Q: How does $object->method(...) differ from Closure::fromCallable([$object, 'method'])?
Both produce a Closure bound to $object, but the first-class syntax is resolved at parse time, so IDEs and static analyzers can inspect the method signature immediately. Closure::fromCallable with an array callable is semantically equivalent at runtime but requires the engine to reflect at the point of the call. Additionally, $object->method(...) works with readonly properties that hold objects — the expression is evaluated once, and the resulting closure captures the binding without needing the array callable form. Neither approach re-binds $this; both carry the original object as context.
Q: Why can't you use first-class callable syntax with language constructs like isset or empty?

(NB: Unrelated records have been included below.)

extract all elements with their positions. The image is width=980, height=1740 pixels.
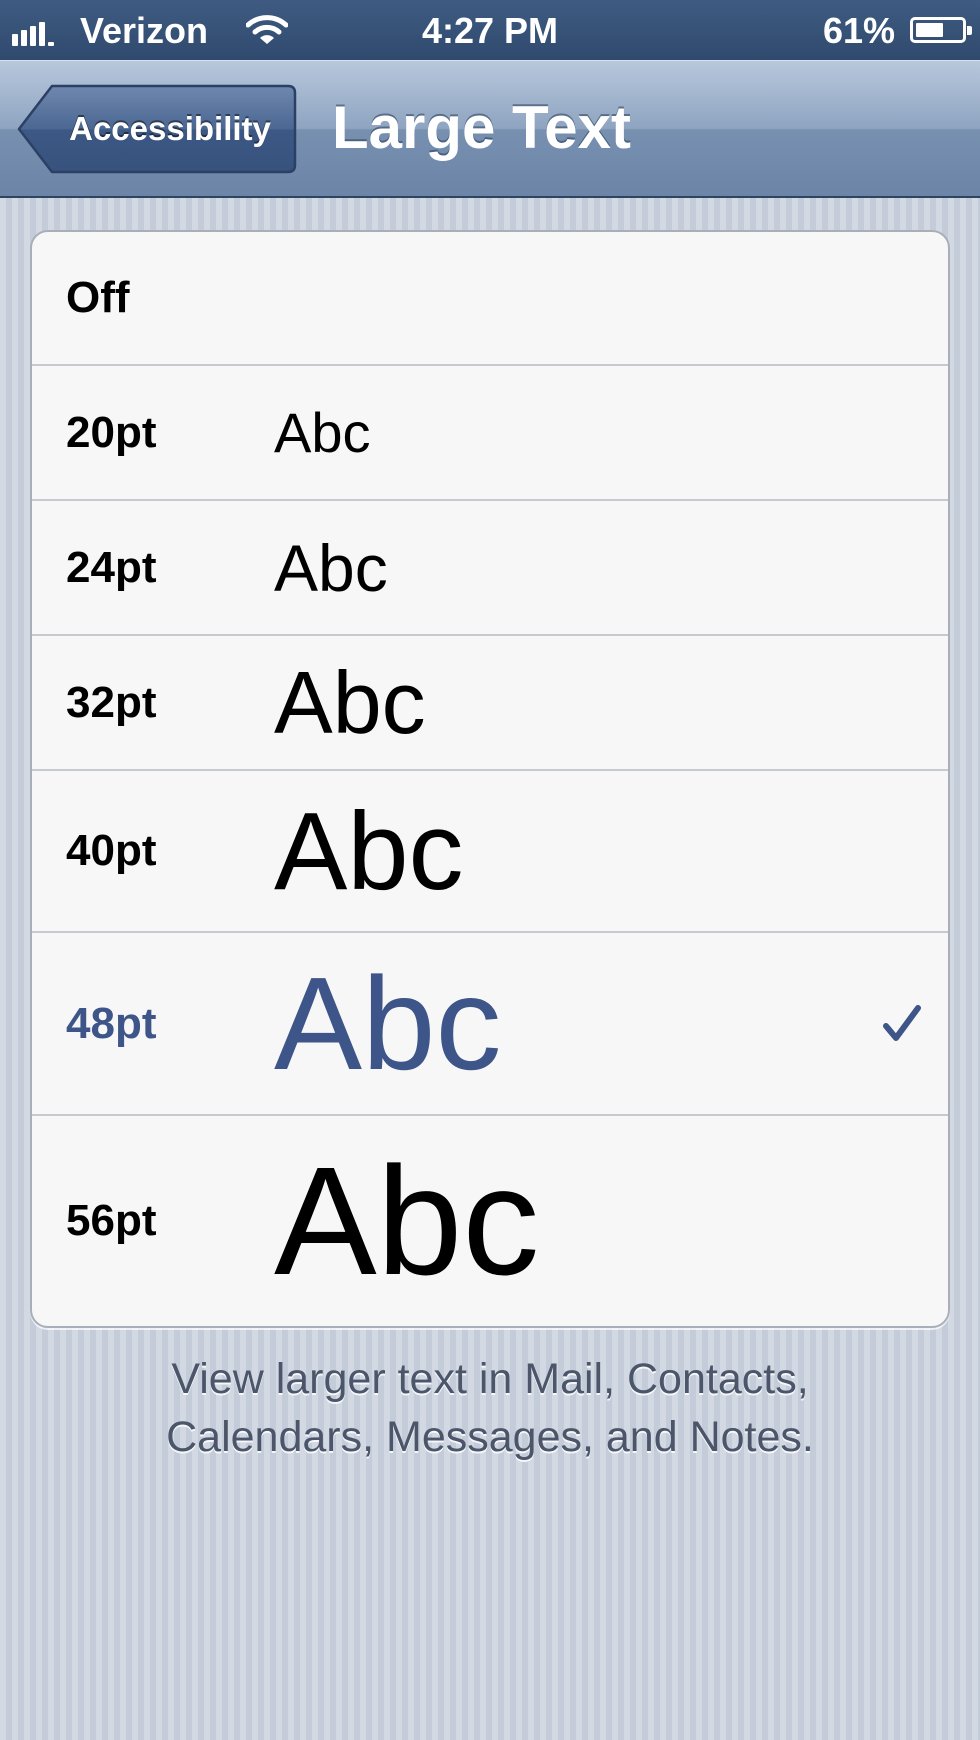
option-row-24pt[interactable]: 24pt Abc (32, 501, 948, 636)
battery-percent: 61% (822, 10, 895, 51)
option-row-48pt[interactable]: 48pt Abc (32, 933, 948, 1116)
option-sample-text: Abc (274, 1134, 540, 1307)
option-sample-text: Abc (274, 950, 502, 1097)
checkmark-icon (882, 933, 922, 1114)
battery-icon (910, 17, 972, 43)
battery-level (916, 23, 943, 37)
option-sample-text: Abc (274, 530, 388, 605)
option-row-off[interactable]: Off (32, 232, 948, 366)
back-button[interactable]: Accessibility (16, 83, 298, 175)
option-sample-text: Abc (274, 401, 371, 464)
page-title: Large Text (332, 94, 631, 161)
option-label: 32pt (66, 677, 157, 727)
option-label: Off (66, 273, 130, 322)
text-size-options: Off 20pt Abc 24pt Abc 32pt Abc 40pt Abc … (30, 230, 950, 1328)
option-label: 48pt (66, 998, 157, 1048)
option-row-20pt[interactable]: 20pt Abc (32, 366, 948, 501)
option-sample-text: Abc (274, 789, 464, 913)
option-label: 56pt (66, 1196, 157, 1245)
option-label: 24pt (66, 542, 157, 592)
option-row-40pt[interactable]: 40pt Abc (32, 771, 948, 933)
back-button-label: Accessibility (69, 110, 271, 147)
option-label: 20pt (66, 407, 157, 457)
status-bar: Verizon 4:27 PM 61% (0, 0, 980, 60)
option-sample-text: Abc (274, 652, 426, 752)
footer-note-line: Calendars, Messages, and Notes. (166, 1413, 814, 1461)
footer-note: View larger text in Mail, Contacts, Cale… (90, 1350, 890, 1466)
navigation-bar: Accessibility Large Text (0, 60, 980, 198)
option-label: 40pt (66, 826, 157, 875)
option-row-56pt[interactable]: 56pt Abc (32, 1116, 948, 1326)
option-row-32pt[interactable]: 32pt Abc (32, 636, 948, 771)
footer-note-line: View larger text in Mail, Contacts, (171, 1355, 809, 1403)
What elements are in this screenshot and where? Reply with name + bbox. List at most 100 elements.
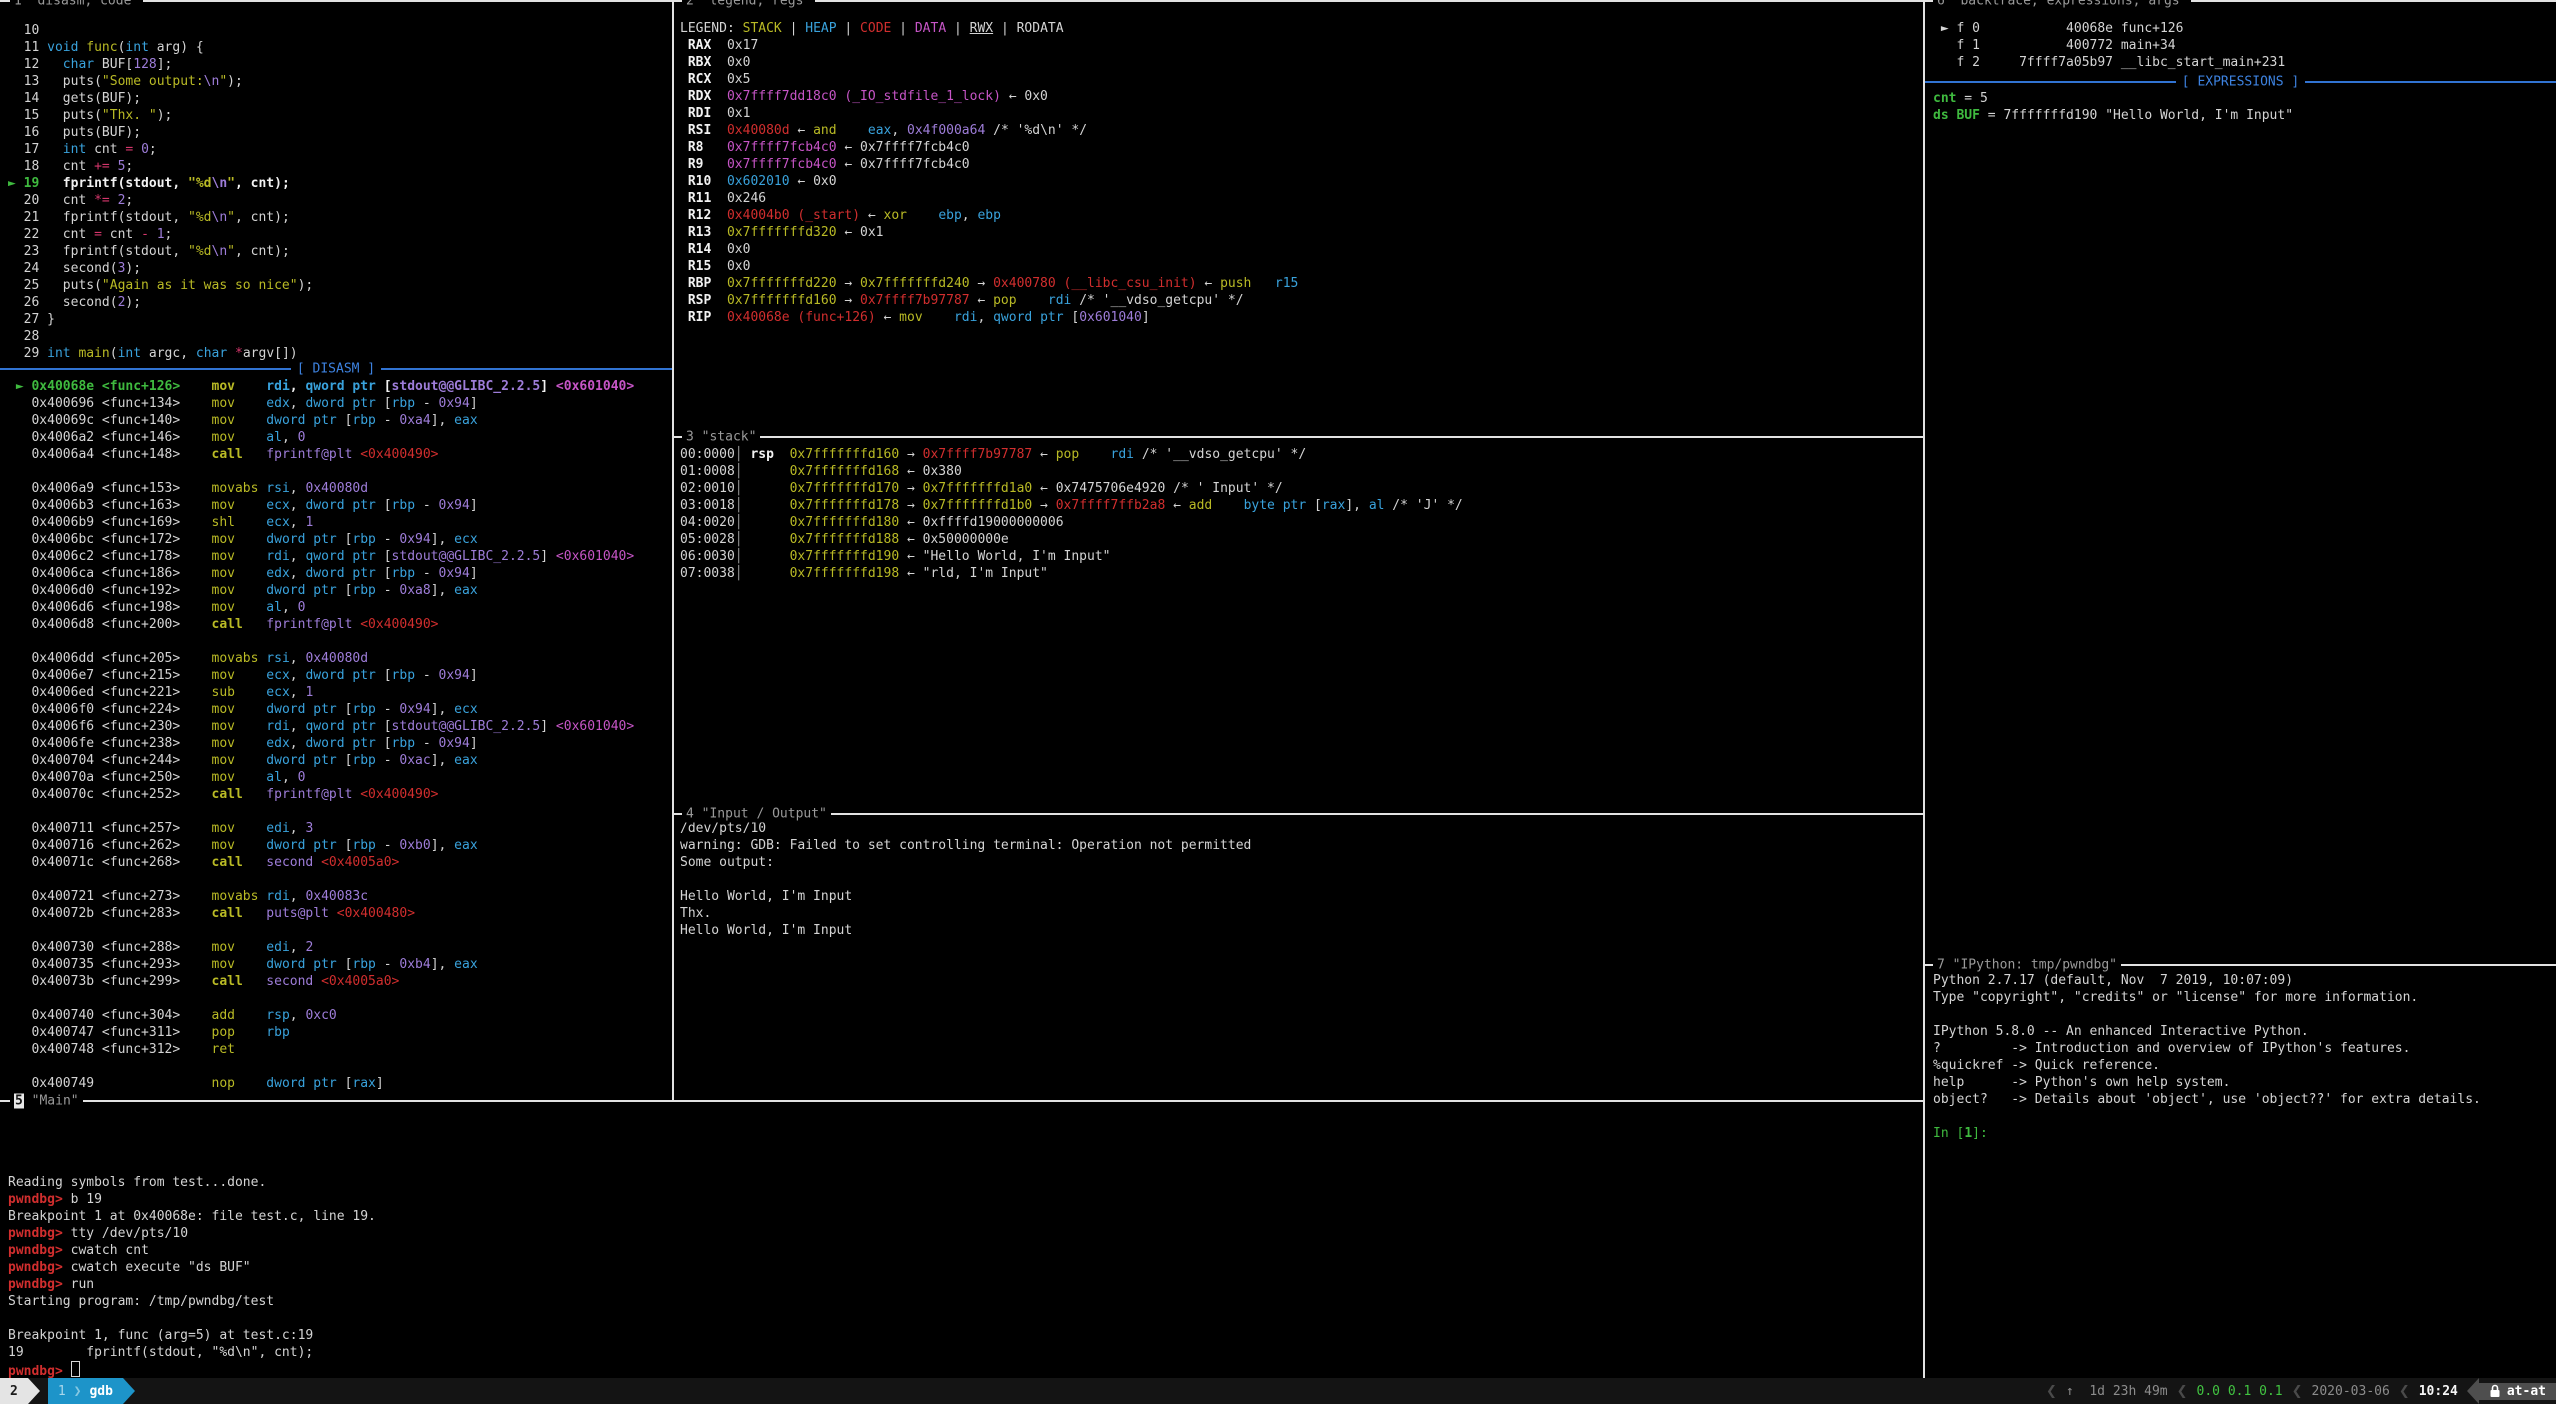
- terminal-line: 0x4006f0 <func+224> mov dword ptr [rbp -…: [8, 701, 634, 718]
- pane-border-io[interactable]: [672, 813, 1923, 815]
- terminal-line: 0x400748 <func+312> ret: [8, 1041, 634, 1058]
- stack-pane[interactable]: 00:0000│ rsp 0x7fffffffd160 → 0x7ffff7b9…: [680, 446, 1463, 582]
- terminal-line: 0x4006a4 <func+148> call fprintf@plt <0x…: [8, 446, 634, 463]
- terminal-line: %quickref -> Quick reference.: [1933, 1057, 2481, 1074]
- pane-title-main: 5 "Main": [10, 1093, 83, 1110]
- terminal-line: 18 cnt += 5;: [8, 158, 313, 175]
- hostname-segment: at-at: [2479, 1383, 2556, 1400]
- terminal-line: [8, 463, 634, 480]
- terminal-line: [8, 922, 634, 939]
- terminal-line: [8, 871, 634, 888]
- terminal-line: RAX 0x17: [680, 37, 1298, 54]
- terminal-line: 0x4006ca <func+186> mov edx, dword ptr […: [8, 565, 634, 582]
- terminal-line: 0x4006d8 <func+200> call fprintf@plt <0x…: [8, 616, 634, 633]
- terminal-line: 0x4006bc <func+172> mov dword ptr [rbp -…: [8, 531, 634, 548]
- terminal-line: RSP 0x7fffffffd160 → 0x7ffff7b97787 ← po…: [680, 292, 1298, 309]
- terminal-line: 0x40071c <func+268> call second <0x4005a…: [8, 854, 634, 871]
- terminal-line: 1 "disasm, code": [14, 0, 139, 10]
- registers-pane[interactable]: LEGEND: STACK | HEAP | CODE | DATA | RWX…: [680, 20, 1298, 326]
- terminal-line: Some output:: [680, 854, 1251, 871]
- terminal-line: Starting program: /tmp/pwndbg/test: [8, 1293, 376, 1310]
- terminal-line: [8, 1058, 634, 1075]
- terminal-line: ► f 0 40068e func+126: [1933, 20, 2285, 37]
- terminal-line: [8, 1140, 376, 1157]
- gdb-main-pane[interactable]: Reading symbols from test...done. pwndbg>…: [8, 1106, 376, 1378]
- terminal-line: 16 puts(BUF);: [8, 124, 313, 141]
- terminal-line: [8, 1157, 376, 1174]
- expressions-section-label: [ EXPRESSIONS ]: [1925, 74, 2556, 91]
- terminal-line: Thx.: [680, 905, 1251, 922]
- chevron-left-icon: ❮: [2390, 1383, 2419, 1400]
- terminal-line: 20 cnt *= 2;: [8, 192, 313, 209]
- pane-title-legend-regs: 2 "legend, regs": [682, 0, 815, 10]
- uptime-text: 1d 23h 49m: [2089, 1383, 2167, 1400]
- terminal-line: 0x40069c <func+140> mov dword ptr [rbp -…: [8, 412, 634, 429]
- load-average: 0.0 0.1 0.1: [2197, 1383, 2283, 1400]
- terminal-line: pwndbg> cwatch execute "ds BUF": [8, 1259, 376, 1276]
- terminal-line: 24 second(3);: [8, 260, 313, 277]
- terminal-line: 0x4006b3 <func+163> mov ecx, dword ptr […: [8, 497, 634, 514]
- pane-border-vertical-right[interactable]: [1923, 0, 1925, 1378]
- backtrace-pane[interactable]: ► f 0 40068e func+126 f 1 400772 main+34…: [1933, 20, 2285, 71]
- window-tab-gdb[interactable]: 1 ❯ gdb: [48, 1378, 123, 1404]
- terminal-line: f 2 7ffff7a05b97 __libc_start_main+231: [1933, 54, 2285, 71]
- source-code-pane[interactable]: 10 11 void func(int arg) { 12 char BUF[1…: [8, 22, 313, 362]
- terminal-line: 0x4006e7 <func+215> mov ecx, dword ptr […: [8, 667, 634, 684]
- tmux-pwndbg-screen: 10 11 void func(int arg) { 12 char BUF[1…: [0, 0, 2556, 1404]
- terminal-line: ► 19 fprintf(stdout, "%d\n", cnt);: [8, 175, 313, 192]
- terminal-line: 0x4006a9 <func+153> movabs rsi, 0x40080d: [8, 480, 634, 497]
- powerline-arrow-icon: [28, 1378, 40, 1404]
- terminal-line: 28: [8, 328, 313, 345]
- terminal-line: ► 0x40068e <func+126> mov rdi, qword ptr…: [8, 378, 634, 395]
- disassembly-pane[interactable]: ► 0x40068e <func+126> mov rdi, qword ptr…: [8, 378, 634, 1092]
- uptime-icon: ↑: [2066, 1383, 2089, 1400]
- terminal-line: 0x400721 <func+273> movabs rdi, 0x40083c: [8, 888, 634, 905]
- terminal-line: 0x40073b <func+299> call second <0x4005a…: [8, 973, 634, 990]
- input-output-pane[interactable]: /dev/pts/10warning: GDB: Failed to set c…: [680, 820, 1251, 939]
- session-tab[interactable]: 2: [0, 1378, 28, 1404]
- terminal-line: 5 "Main": [14, 1093, 79, 1110]
- terminal-line: 0x400749 nop dword ptr [rax]: [8, 1075, 634, 1092]
- pane-title-stack: 3 "stack": [682, 429, 760, 446]
- terminal-line: cnt = 5: [1933, 90, 2293, 107]
- terminal-line: RCX 0x5: [680, 71, 1298, 88]
- pane-title-input-output: 4 "Input / Output": [682, 806, 831, 823]
- terminal-line: 00:0000│ rsp 0x7fffffffd160 → 0x7ffff7b9…: [680, 446, 1463, 463]
- terminal-line: 21 fprintf(stdout, "%d\n", cnt);: [8, 209, 313, 226]
- terminal-line: pwndbg> cwatch cnt: [8, 1242, 376, 1259]
- terminal-line: 12 char BUF[128];: [8, 56, 313, 73]
- terminal-line: R12 0x4004b0 (_start) ← xor ebp, ebp: [680, 207, 1298, 224]
- terminal-line: R8 0x7ffff7fcb4c0 ← 0x7ffff7fcb4c0: [680, 139, 1298, 156]
- chevron-left-icon: ❮: [2168, 1383, 2197, 1400]
- terminal-line: R10 0x602010 ← 0x0: [680, 173, 1298, 190]
- pane-border-stack[interactable]: [672, 436, 1923, 438]
- chevron-left-icon: ❮: [2037, 1383, 2066, 1400]
- terminal-line: 07:0038│ 0x7fffffffd198 ← "rld, I'm Inpu…: [680, 565, 1463, 582]
- terminal-line: 17 int cnt = 0;: [8, 141, 313, 158]
- terminal-line: f 1 400772 main+34: [1933, 37, 2285, 54]
- terminal-line: 23 fprintf(stdout, "%d\n", cnt);: [8, 243, 313, 260]
- terminal-line: object? -> Details about 'object', use '…: [1933, 1091, 2481, 1108]
- terminal-line: 0x400696 <func+134> mov edx, dword ptr […: [8, 395, 634, 412]
- terminal-line: pwndbg> run: [8, 1276, 376, 1293]
- pane-border-main[interactable]: [0, 1100, 1925, 1102]
- pane-border-vertical-left[interactable]: [672, 0, 674, 1102]
- terminal-line: 10: [8, 22, 313, 39]
- terminal-line: 11 void func(int arg) {: [8, 39, 313, 56]
- terminal-line: [680, 871, 1251, 888]
- terminal-line: RBP 0x7fffffffd220 → 0x7fffffffd240 → 0x…: [680, 275, 1298, 292]
- terminal-line: 0x4006dd <func+205> movabs rsi, 0x40080d: [8, 650, 634, 667]
- terminal-line: 0x4006c2 <func+178> mov rdi, qword ptr […: [8, 548, 634, 565]
- terminal-line: Reading symbols from test...done.: [8, 1174, 376, 1191]
- terminal-line: 0x4006b9 <func+169> shl ecx, 1: [8, 514, 634, 531]
- chevron-right-icon: ❯: [74, 1383, 82, 1400]
- powerline-arrow-icon: [123, 1378, 135, 1404]
- terminal-line: 05:0028│ 0x7fffffffd188 ← 0x50000000e: [680, 531, 1463, 548]
- ipython-pane[interactable]: Python 2.7.17 (default, Nov 7 2019, 10:0…: [1933, 972, 2481, 1142]
- expressions-pane[interactable]: cnt = 5ds BUF = 7fffffffd190 "Hello Worl…: [1933, 90, 2293, 124]
- terminal-line: [8, 633, 634, 650]
- lock-icon: [2489, 1384, 2501, 1398]
- terminal-line: 0x4006ed <func+221> sub ecx, 1: [8, 684, 634, 701]
- terminal-line: [8, 990, 634, 1007]
- terminal-line: 25 puts("Again as it was so nice");: [8, 277, 313, 294]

isset, empty, echo, unset, and list are language constructs handled by the parser, not functions registered in the function table. They have special evaluation rules — isset($a) does not throw if $a is undefined, which a true function call cannot replicate. Because they are not callable in PHP's runtime model, there is no Closure to produce. The workaround is to wrap them in a real function, such as fn($v) => isset($v), which loses some of the intent but is the only option available.